Over time, obesity, T2DM, and other cardiometabolic risk factors have been widely accepted as associated factors with NAFLD. Although accumulating evidence has shown the importance of NAFLD, the use of stigmatizing terms to explain SLD has gradually necessitated the renaming of the term into a widely accepted nomenclature. Furthermore, because the pathophysiology of NAFLD, T2DM and ALD share similar pathophysiological processes, there is a need to clearly establish the contribution of alcohol in glycemic imbalance [20].

This study provides prospective evidence that diabetic patients with MetALD have significantly higher liver fibrosis burden and poorer glycemic control than those with MASLD alone, despite similar baseline steatosis severity. Alcohol appears to act synergistically with metabolic risk factors, accelerating fibrosis progression [21]. The World Health Organization recommends that neither men nor women drink more than 20 g/day of pure ethanol (two standard drinks). Alcohol consumption was the seventh leading risk factor for disability in 2016 and the leading cause of premature mortality and disability among young adults [22].
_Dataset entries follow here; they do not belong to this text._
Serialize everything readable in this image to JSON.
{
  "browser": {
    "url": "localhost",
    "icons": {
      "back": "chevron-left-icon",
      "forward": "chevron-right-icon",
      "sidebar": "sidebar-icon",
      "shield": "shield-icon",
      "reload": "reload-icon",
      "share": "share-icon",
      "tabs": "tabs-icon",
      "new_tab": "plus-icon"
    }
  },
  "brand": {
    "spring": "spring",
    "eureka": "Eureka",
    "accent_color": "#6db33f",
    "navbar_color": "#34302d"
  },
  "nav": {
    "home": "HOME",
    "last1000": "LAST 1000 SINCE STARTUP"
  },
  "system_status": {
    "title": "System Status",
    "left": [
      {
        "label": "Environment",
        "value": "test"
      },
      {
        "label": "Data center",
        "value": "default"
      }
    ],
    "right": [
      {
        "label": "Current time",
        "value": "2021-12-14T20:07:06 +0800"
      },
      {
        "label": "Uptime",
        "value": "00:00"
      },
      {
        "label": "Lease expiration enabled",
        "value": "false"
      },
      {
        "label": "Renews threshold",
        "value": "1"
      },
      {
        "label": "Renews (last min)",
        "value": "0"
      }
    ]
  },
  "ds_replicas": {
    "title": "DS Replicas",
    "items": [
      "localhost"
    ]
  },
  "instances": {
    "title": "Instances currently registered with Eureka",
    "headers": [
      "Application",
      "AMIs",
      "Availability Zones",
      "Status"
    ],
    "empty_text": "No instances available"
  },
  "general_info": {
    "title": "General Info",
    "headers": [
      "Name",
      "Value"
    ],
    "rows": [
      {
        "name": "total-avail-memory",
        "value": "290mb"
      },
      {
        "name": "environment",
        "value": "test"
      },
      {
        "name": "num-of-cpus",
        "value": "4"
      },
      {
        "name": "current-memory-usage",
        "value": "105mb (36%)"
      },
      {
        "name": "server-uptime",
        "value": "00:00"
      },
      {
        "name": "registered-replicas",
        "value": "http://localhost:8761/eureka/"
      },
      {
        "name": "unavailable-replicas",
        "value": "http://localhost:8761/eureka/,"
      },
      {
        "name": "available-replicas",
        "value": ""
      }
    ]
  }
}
A prospective study found that alcohol consumption was directly proportional to the risk of developing MS [23]. Another study demonstrated the idea that alcohol consumption is associated with a higher incidence of MS in men, but no such association was found in women [24]. Alcohol consumption was not associated with MS in either sex in a longitudinal study of people aged 65 years or older. However, alcohol had a negative impact on blood glucose, waist circumference, and systolic blood pressure in men [25]. In contrast, Alkerwi et al. found that moderate alcohol consumption reduced the prevalence of MS in women [26].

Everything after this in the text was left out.